Suit filed today on behalf of two inmates denied the right to marry

FOR IMMEDIATE RELEASE
February 25, 2014

CONTACT: Tyler Richard, (402) 476-8091 x104, trichard@aclunebraska.org

LINCOLN - Today the ACLU of Nebraska filed a lawsuit in Lancaster County District Court on behalf of a Nebraska engaged couple. Paul Gillpatrick and Niccole Wetherell are both incarcerated in Nebraska correctional facilities. They are suing the Nebraska Department of Correctional Services, Director Michael Kenney, and two wardens over their enforcement of a Nebraska prison policy which places an undue burden on the Constitutional right of the couple to get married.

The Plaintiffs met through a mutual friend and have been engaged for over two years. In his letter to the ACLU, Gillpatrick says he has known Wetherell since 1998 and that "she makes me laugh, she brings smiles to my face every day and I want to marry her." They have each filled out the appropriate marriage intention forms and submitted them to the Religious Coordinator at their respective facilities. The Department of Correctional Services is unwilling to place the couple in the same room or to use modern technology to make other arrangements to allow the ceremony to go forward.

"At its most basic, this case is about challenging the government's authority to impose an unnecessary and unduly restrictive limitation upon the rights of Nebraska inmates to marry," said ACLU of Nebraska Legal Director Amy Miller.
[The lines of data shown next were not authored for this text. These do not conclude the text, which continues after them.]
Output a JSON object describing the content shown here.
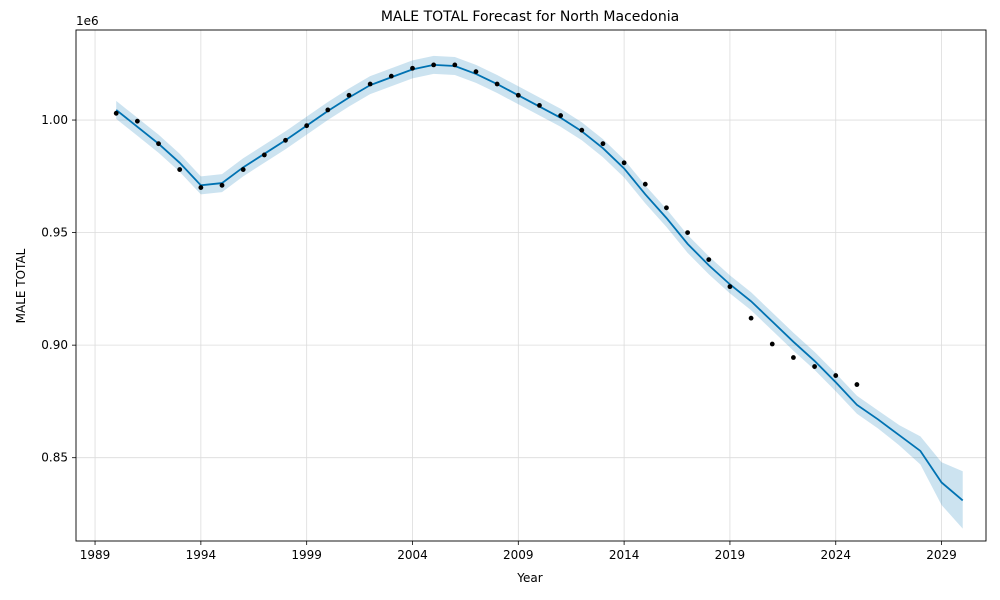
{
  "chart_data": {
    "type": "line",
    "title": "MALE TOTAL Forecast for North Macedonia",
    "xlabel": "Year",
    "ylabel": "MALE TOTAL",
    "y_offset_label": "1e6",
    "xlim": [
      1988.1,
      2031.1
    ],
    "ylim": [
      813000,
      1040000
    ],
    "x_ticks": [
      1989,
      1994,
      1999,
      2004,
      2009,
      2014,
      2019,
      2024,
      2029
    ],
    "y_ticks": [
      850000,
      900000,
      950000,
      1000000
    ],
    "y_tick_labels": [
      "0.85",
      "0.90",
      "0.95",
      "1.00"
    ],
    "grid": true,
    "colors": {
      "line": "#0072b2",
      "band": "#0072b2",
      "points": "#000000",
      "grid": "#dcdcdc"
    },
    "actual": {
      "x": [
        1990,
        1991,
        1992,
        1993,
        1994,
        1995,
        1996,
        1997,
        1998,
        1999,
        2000,
        2001,
        2002,
        2003,
        2004,
        2005,
        2006,
        2007,
        2008,
        2009,
        2010,
        2011,
        2012,
        2013,
        2014,
        2015,
        2016,
        2017,
        2018,
        2019,
        2020,
        2021,
        2022,
        2023,
        2024,
        2025
      ],
      "y": [
        1003000,
        999500,
        989500,
        978000,
        970000,
        971000,
        978000,
        984500,
        991000,
        997500,
        1004500,
        1011000,
        1016000,
        1019500,
        1023000,
        1024500,
        1024500,
        1021500,
        1016000,
        1011000,
        1006500,
        1002000,
        995500,
        989500,
        981000,
        971500,
        961000,
        950000,
        938000,
        926000,
        912000,
        900500,
        894500,
        890500,
        886500,
        882500
      ]
    },
    "forecast": {
      "x": [
        1990,
        1991,
        1992,
        1993,
        1994,
        1995,
        1996,
        1997,
        1998,
        1999,
        2000,
        2001,
        2002,
        2003,
        2004,
        2005,
        2006,
        2007,
        2008,
        2009,
        2010,
        2011,
        2012,
        2013,
        2014,
        2015,
        2016,
        2017,
        2018,
        2019,
        2020,
        2021,
        2022,
        2023,
        2024,
        2025,
        2026,
        2027,
        2028,
        2029,
        2030
      ],
      "y": [
        1004500,
        997000,
        989500,
        981000,
        971000,
        972000,
        979000,
        985000,
        991000,
        997500,
        1004000,
        1010000,
        1015500,
        1019000,
        1022500,
        1024500,
        1024000,
        1020500,
        1016000,
        1011000,
        1006000,
        1001000,
        995000,
        987500,
        978500,
        967000,
        956500,
        945000,
        935500,
        927000,
        919500,
        910500,
        901500,
        893000,
        883500,
        873500,
        867000,
        860000,
        853000,
        839000,
        831000
      ],
      "upper": [
        1008500,
        1001000,
        993500,
        985000,
        975000,
        976000,
        983000,
        989000,
        995000,
        1001500,
        1008000,
        1014000,
        1019500,
        1023000,
        1026500,
        1028500,
        1028000,
        1024500,
        1020000,
        1015000,
        1010000,
        1005000,
        999000,
        991500,
        982500,
        971000,
        960500,
        949000,
        939500,
        931000,
        923500,
        914500,
        905500,
        897000,
        887500,
        877500,
        871000,
        864500,
        859500,
        848000,
        844000
      ],
      "lower": [
        1000500,
        993000,
        985500,
        977000,
        967000,
        968000,
        975000,
        981000,
        987000,
        993500,
        1000000,
        1006000,
        1011500,
        1015000,
        1018500,
        1020500,
        1020000,
        1016500,
        1012000,
        1007000,
        1002000,
        997000,
        991000,
        983500,
        974500,
        963000,
        952500,
        941000,
        931500,
        923000,
        915500,
        906500,
        897500,
        889000,
        879500,
        869500,
        863000,
        855500,
        847000,
        829000,
        818500
      ]
    }
  }
}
In the suit filed today, the Plaintiffs assert that the policy completely prevents these inmates from getting married. This is in violation of a 1987 U.S. Supreme Court ruling recognizing that, subject to reasonable restrictions, inmates retain a constitutionally protected interest in the right to marry. More recent rulings have affirmed this right, including one filed by the ACLU of Missouri that was upheld by the 8th Circuit which is the Circuit that also governs Nebraska.

The 1987 ruling stated that a Missouri ban on inmate marriages was unconstitutional. In the ruling, Turner v. Safley, the court said: "Inmate marriages, like others, are expressions of emotional support and public commitment. These elements are an important and significant aspect of the marital relationship... These incidents of marriage, like the religious and personal aspects of the marriage commitment, are unaffected by the fact of confinement or the pursuit of legitimate corrections goals."
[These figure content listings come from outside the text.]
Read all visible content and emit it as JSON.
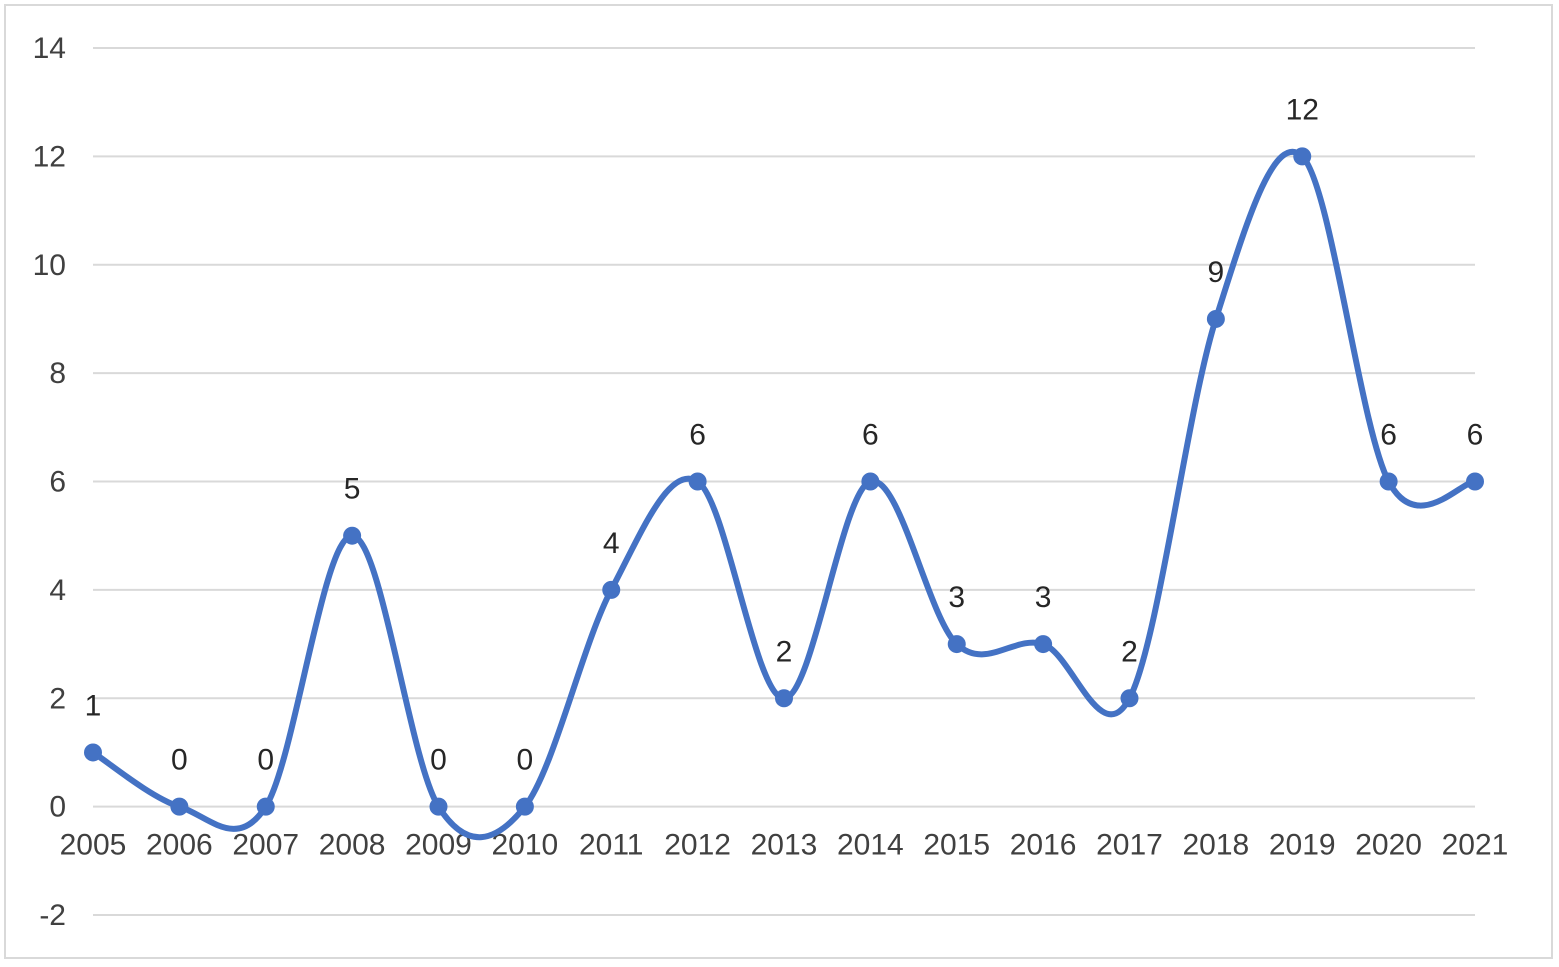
{
  "chart_data": {
    "type": "line",
    "smooth": true,
    "title": "",
    "xlabel": "",
    "ylabel": "",
    "categories": [
      "2005",
      "2006",
      "2007",
      "2008",
      "2009",
      "2010",
      "2011",
      "2012",
      "2013",
      "2014",
      "2015",
      "2016",
      "2017",
      "2018",
      "2019",
      "2020",
      "2021"
    ],
    "series": [
      {
        "values": [
          1,
          0,
          0,
          5,
          0,
          0,
          4,
          6,
          2,
          6,
          3,
          3,
          2,
          9,
          12,
          6,
          6
        ]
      }
    ],
    "ylim": [
      -2,
      14
    ],
    "yticks": [
      -2,
      0,
      2,
      4,
      6,
      8,
      10,
      12,
      14
    ],
    "grid": true,
    "legend": "none",
    "data_labels": true,
    "colors": {
      "line": "#4472C4",
      "grid": "#d9d9d9",
      "frame": "#d9d9d9"
    }
  }
}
"The State has flexibility in its options. We are not demanding that it change its security requirements. All we are asking is that the State accommodate this couple's legal desire to marry," said cooperating attorney Michael Gooch of Omaha.

In their suit, Plaintiffs seek a declaration that the Department of Corrections' actions are unconstitutional. Plaintiffs seek an injunction to block enforcement of the "in person" requirement when they re-submit their marriage intention forms.